By 2050, the global population is expected to reach 9.8 billion1 people.
Yet the amount of agricultural land has remained steady for the last 50 years (hovering around 37%2 of total available land) with no dramatic changes in that figure anticipated over the coming period. Put like this, it’s easy to see why governments are starting to make food security a high priority.
In 2013, when the 2050 population was projected to reach 9.6 billion, a UN report found that global food production would need to increase by approximately 70%3 just to keep pace with population growth. To significantly increase the pressure, others have highlighted that with economic development, global diets are also demanding more meat—an even less efficient use of available land.

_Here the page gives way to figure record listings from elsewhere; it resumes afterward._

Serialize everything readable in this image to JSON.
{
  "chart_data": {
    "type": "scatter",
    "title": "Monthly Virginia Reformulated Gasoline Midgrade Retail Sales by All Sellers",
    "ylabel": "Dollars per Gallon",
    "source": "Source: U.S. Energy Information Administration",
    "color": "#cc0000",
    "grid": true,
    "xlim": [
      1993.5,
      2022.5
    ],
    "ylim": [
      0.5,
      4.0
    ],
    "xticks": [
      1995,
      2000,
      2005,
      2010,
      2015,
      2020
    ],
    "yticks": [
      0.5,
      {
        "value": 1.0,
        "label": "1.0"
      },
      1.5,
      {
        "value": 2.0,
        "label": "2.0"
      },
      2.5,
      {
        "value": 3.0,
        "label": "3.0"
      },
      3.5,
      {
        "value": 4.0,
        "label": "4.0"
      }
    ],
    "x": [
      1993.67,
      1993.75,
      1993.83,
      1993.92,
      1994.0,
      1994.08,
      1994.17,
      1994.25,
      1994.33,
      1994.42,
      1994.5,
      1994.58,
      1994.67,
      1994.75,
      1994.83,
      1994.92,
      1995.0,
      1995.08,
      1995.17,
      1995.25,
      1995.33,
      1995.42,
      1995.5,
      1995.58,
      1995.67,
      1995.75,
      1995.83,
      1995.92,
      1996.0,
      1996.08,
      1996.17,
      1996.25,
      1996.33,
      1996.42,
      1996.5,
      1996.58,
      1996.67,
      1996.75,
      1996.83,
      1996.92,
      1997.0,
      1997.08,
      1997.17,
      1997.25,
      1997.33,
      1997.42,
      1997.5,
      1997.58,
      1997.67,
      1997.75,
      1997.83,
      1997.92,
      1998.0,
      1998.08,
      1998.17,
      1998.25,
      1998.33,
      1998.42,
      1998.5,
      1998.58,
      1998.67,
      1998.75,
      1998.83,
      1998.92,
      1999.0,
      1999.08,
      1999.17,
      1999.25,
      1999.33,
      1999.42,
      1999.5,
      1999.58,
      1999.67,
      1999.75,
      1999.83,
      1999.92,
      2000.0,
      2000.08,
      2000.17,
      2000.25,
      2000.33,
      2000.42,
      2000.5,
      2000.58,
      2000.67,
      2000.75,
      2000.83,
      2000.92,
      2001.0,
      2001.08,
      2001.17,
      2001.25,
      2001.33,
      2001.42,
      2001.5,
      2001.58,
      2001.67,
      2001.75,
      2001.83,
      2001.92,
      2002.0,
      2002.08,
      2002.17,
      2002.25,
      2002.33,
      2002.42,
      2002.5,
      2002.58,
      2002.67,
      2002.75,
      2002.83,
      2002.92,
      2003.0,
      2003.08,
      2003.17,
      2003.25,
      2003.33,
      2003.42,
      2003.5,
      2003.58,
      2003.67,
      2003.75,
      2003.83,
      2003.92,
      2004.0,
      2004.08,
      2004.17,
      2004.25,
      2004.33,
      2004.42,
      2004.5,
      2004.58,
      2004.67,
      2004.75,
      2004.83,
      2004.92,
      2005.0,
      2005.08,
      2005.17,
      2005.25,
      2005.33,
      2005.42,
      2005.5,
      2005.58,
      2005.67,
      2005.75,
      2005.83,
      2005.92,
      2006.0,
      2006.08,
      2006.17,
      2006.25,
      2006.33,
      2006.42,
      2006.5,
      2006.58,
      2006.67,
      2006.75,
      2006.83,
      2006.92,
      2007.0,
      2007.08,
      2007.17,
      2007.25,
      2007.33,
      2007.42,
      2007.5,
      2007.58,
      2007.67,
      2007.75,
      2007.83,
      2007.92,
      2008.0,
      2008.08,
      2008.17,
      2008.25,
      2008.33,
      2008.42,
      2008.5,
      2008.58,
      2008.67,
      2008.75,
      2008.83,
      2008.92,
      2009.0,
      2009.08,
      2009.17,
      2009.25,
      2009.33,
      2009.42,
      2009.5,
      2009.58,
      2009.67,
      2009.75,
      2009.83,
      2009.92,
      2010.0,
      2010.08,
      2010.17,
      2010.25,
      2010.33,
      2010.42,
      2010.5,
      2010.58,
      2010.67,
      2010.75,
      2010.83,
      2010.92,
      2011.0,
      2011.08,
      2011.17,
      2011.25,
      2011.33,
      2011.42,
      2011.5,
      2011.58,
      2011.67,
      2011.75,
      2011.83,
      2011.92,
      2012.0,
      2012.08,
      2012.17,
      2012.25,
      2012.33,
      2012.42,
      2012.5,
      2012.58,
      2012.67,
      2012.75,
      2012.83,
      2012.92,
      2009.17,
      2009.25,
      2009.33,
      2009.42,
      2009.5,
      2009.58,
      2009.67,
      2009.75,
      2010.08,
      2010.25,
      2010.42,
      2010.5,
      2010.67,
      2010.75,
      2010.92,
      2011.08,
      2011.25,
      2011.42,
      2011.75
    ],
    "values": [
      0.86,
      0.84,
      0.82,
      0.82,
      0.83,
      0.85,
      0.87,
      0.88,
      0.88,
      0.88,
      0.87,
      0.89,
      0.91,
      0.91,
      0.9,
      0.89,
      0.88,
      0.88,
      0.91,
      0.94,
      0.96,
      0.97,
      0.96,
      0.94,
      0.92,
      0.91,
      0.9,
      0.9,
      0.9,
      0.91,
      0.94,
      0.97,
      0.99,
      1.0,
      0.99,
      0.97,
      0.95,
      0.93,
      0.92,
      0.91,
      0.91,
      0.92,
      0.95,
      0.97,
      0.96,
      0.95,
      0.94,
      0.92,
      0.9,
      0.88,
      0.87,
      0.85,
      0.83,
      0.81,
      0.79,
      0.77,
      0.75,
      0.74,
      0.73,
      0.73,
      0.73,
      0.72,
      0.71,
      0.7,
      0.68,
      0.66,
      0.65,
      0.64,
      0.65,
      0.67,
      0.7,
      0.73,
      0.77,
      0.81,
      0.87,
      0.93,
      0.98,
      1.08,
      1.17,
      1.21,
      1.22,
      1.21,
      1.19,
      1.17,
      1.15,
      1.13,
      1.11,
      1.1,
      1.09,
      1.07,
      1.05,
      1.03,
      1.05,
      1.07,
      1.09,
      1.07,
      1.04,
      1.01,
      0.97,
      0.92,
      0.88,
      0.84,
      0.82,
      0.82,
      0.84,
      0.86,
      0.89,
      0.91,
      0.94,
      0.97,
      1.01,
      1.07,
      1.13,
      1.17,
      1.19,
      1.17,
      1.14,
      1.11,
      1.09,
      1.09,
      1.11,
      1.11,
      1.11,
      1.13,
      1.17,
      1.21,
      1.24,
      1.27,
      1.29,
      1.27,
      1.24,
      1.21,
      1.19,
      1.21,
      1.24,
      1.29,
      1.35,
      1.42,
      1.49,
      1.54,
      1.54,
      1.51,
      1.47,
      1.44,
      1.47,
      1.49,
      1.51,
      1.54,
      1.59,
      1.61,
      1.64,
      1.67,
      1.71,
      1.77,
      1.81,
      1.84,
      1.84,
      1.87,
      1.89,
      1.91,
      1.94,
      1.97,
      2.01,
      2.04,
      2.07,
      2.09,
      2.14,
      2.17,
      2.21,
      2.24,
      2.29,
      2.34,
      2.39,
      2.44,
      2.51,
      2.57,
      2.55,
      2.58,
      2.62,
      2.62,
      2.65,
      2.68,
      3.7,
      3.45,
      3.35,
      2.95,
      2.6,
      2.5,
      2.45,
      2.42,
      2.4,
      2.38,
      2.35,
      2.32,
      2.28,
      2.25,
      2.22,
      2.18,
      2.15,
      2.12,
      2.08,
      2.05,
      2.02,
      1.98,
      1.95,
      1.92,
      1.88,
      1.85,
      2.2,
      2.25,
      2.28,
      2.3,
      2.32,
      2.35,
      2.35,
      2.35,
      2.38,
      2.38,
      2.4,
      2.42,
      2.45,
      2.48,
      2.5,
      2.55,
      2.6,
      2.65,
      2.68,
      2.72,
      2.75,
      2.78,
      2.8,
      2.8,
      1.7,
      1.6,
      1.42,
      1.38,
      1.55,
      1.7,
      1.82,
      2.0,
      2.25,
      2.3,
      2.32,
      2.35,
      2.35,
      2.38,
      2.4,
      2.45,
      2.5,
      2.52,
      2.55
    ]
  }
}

The farming community has risen to the challenge by increasing production per hectare by leveraging technology innovation and advanced agronomic practices to boost yields and fight off pests (“intensification”). This approach has been successful in many ways, but it’s not sustainable. And today’s consumers have also become more conscious of the impact of pesticide use on health, as well as the environmental toll of plastic packaging, food miles and over-exploitation of the Earth’s resources—including farmland.
The commercial farming industry is anything but complacent. We know that food production of the future will look very different from that of today. We are entering a new era of technology enabled growing, where indoor vertical farming, or Controlled Environment Production (CEP), is considered one of the best opportunities to boost the production of a range of crops whilst maximizing quality, nutrition and visual appeal that will help maintain and, in many cases, improve living standards for global citizens.
We also see huge, relatively untapped potential in the pharmaceutical industry, with vertical farms offering controlled, cleanroom conditions in which to grow powerful, natural pharmaceutical ingredients.
Although the opportunity is significant, as an industry at its nascent stage, many indoor vertical farms fail due to poor planning, a lack of understanding of the complexity of controlled environment growing or an inability to scale to a level that ensures long-term commercial viability.